To our disappointment, the FDA has not identified the drug that has been impacted.
The agency went on to state:
“Also, as part of our efforts, the FDA has identified about 20 other drugs, which solely source their active pharmaceutical ingredients or finished drug products from China.”
Again, the FDA has not identified any of these medications.
What Should Patients Do?
We suspect that the FDA does not want to create panic. We get that. If the feds alerted health professionals and patients to the possibility of specific drug shortages, there would likely be a run on pharmacies. That would turn a potential shortage into a definite shortage. All you need to do is look for face masks, N95 respirators, disinfectants, bottled water or toilet paper to realize that people are starting to hoard such products.
How should patients prepare for potential drug shortages in the coming weeks and months? An insider told us that the supply chain of active pharmaceutical ingredients from China to India is good for about two months. That means that in the next couple of weeks many generic drug companies in India may start to run out of the APIs they need to make their finished products. It is hard to predict how that will impact U.S. patients.
People’s Pharmacy Perspective:
Millions of people cannot afford to run out of critical medicines. We would encourage people with lung conditions such as COPD or asthma to make sure they have at least a 90-day supply of all essential drugs on hand. Ditto for people with heart disease, hypertension, cancer, diabetes, epilepsy, AIDs, auto-immune conditions such as lupus, MS, Sjogren’s or rheumatoid arthritis.
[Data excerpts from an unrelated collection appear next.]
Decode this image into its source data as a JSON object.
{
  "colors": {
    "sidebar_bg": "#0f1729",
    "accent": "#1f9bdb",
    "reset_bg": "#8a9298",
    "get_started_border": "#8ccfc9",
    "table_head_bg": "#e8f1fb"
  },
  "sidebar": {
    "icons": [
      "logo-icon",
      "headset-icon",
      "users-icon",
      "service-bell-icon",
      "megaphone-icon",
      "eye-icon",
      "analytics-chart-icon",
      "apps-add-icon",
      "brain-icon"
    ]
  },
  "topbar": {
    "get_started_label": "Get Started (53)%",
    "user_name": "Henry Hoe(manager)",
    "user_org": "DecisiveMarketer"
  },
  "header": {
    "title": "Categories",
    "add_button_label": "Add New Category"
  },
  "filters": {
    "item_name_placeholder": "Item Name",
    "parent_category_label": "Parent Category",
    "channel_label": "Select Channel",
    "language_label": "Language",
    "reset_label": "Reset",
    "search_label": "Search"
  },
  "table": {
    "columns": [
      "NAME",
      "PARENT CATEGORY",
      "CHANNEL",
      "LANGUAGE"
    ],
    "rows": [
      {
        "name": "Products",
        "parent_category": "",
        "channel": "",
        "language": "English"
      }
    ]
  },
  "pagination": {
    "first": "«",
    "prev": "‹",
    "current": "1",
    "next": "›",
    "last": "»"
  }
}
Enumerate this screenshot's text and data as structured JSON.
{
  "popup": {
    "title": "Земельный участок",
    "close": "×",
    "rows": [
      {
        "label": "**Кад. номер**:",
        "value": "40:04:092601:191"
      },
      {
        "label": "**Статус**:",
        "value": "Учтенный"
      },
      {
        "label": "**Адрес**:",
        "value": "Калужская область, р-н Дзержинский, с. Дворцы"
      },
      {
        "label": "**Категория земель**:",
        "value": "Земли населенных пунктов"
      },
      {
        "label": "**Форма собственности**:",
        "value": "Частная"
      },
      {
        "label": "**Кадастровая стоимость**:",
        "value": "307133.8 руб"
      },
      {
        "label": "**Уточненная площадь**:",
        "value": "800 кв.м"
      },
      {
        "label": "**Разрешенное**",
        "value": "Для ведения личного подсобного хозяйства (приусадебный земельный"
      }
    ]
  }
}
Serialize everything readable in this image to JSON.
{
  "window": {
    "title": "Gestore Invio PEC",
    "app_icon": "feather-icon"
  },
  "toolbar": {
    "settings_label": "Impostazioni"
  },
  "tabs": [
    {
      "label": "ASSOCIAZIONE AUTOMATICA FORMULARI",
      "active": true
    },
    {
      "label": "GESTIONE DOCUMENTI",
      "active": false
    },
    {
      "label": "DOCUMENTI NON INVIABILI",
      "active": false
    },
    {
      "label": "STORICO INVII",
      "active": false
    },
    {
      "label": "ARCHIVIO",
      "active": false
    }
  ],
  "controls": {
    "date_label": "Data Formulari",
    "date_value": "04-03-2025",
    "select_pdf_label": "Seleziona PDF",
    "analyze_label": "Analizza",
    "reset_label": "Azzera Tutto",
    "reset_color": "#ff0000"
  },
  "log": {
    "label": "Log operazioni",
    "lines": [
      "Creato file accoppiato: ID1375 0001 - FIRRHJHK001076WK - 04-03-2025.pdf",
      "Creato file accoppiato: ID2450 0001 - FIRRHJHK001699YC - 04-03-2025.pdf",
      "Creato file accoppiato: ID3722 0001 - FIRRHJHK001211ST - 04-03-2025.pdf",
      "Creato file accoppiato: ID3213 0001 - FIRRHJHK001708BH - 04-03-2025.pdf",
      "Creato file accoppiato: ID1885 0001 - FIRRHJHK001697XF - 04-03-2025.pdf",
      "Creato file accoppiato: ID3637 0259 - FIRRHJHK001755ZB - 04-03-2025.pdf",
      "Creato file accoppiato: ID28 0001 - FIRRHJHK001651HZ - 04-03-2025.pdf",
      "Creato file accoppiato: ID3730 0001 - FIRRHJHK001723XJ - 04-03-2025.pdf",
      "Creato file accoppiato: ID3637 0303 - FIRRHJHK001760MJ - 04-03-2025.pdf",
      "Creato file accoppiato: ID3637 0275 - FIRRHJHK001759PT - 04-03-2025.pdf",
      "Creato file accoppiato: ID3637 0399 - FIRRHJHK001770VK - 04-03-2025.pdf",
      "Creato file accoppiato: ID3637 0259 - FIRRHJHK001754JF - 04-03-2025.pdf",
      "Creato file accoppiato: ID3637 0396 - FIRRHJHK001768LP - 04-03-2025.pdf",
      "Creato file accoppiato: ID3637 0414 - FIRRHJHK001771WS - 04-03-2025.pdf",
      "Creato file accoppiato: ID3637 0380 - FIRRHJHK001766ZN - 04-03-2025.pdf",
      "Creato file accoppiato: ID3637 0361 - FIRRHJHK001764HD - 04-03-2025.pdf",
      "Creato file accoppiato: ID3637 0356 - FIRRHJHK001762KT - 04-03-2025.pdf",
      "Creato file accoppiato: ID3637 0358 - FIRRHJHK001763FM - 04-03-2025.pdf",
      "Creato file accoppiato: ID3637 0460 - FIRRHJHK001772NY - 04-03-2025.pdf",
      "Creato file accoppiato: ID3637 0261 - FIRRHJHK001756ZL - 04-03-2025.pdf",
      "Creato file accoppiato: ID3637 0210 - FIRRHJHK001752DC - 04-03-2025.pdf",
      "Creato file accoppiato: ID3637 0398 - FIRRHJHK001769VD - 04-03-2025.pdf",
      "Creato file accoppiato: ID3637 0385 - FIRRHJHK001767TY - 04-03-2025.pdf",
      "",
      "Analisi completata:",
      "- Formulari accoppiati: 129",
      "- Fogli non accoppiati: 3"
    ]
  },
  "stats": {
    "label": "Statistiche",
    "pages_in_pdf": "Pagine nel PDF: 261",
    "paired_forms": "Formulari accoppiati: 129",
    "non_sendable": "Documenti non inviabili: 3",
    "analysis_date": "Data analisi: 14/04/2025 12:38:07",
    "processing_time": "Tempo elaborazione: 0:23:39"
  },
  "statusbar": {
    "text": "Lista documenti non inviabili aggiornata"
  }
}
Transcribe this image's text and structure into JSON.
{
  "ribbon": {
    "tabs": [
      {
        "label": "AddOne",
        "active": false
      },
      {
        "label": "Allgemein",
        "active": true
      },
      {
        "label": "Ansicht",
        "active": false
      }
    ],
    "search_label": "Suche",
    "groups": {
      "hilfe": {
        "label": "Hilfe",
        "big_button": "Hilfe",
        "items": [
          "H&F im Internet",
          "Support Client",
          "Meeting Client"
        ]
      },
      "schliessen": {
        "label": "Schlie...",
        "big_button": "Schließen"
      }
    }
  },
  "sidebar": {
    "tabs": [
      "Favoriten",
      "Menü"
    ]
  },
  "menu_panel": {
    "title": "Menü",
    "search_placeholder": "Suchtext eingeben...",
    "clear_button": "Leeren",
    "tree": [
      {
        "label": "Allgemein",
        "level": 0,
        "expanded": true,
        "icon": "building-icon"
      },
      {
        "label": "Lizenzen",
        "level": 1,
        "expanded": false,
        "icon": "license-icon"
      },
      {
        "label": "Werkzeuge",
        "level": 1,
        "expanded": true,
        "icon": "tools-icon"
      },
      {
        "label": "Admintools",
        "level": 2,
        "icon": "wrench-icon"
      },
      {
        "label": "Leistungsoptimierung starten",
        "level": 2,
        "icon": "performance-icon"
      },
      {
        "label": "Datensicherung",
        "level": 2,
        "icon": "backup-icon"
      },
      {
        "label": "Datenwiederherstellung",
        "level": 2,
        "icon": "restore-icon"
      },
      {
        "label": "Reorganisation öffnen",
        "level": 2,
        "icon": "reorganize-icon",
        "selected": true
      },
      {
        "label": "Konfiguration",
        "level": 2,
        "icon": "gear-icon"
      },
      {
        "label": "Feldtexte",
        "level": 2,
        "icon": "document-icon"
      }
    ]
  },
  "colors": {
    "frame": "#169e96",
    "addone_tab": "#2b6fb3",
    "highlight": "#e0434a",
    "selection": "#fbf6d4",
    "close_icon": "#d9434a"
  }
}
People taking pain medicines or drugs for mental health should also try to have at least a three-month supply on hand. That’s in part to control the condition being treated, but also to avoid withdrawal symptoms should you run out suddenly. Drugs like tramadol, gabapentin, prednisone, clonazepam, duloxetine, sertraline, or venlafaxine can trigger unpleasant symptoms if patients suddenly stop taking them.
How to Get Enough Medicines to Avoid Drug Shortages:
1) Enlist your physician. You will need an ally to avoid drug shortages. Your physician understands why your medicine is essential. Ask her to write you a prescription for a 90-day supply. If your insurance company rejects the new prescription, perhaps someone in the doctor’s office can arm-wrestle the gatekeeper into submission.
2) If your medicine is essential and not too expensive, you may have to pay for the extra supply out of pocket. Enlist your pharmacist as your ally in this approach. Your doctor will also have to assist.
3) If you need a brand-name drug that is pricey, you may need to get a paper prescription you can fax to a Canadian pharmacy. Drugs are often substantially less expensive in Canada. If you identify a legitimate Canadian pharmacy from PharmacyChecker.com you may be able to have your physician submit the prescription electronically. Canadian pharmacies often offer 90-day supplies.
Do Not Panic!
We remain hopeful that our drug supply chain will not falter. When we talked with FDA officials a month ago in Washington, we could see that they were already scrambling to stay on top of drug shortages. Most major pharmaceutical manufacturers are also working hard to prepare for disruptions in the supply chain. They are trying to avoid drug shortages too because this would reflect badly on their reputations.
We hope that pharmacy chains and other pharmaceutical outlets are also preparing for the possibility of drug shortages. In the meantime, though, we hope you can take prudent action to avoid any personal drug shortage for critical medicines.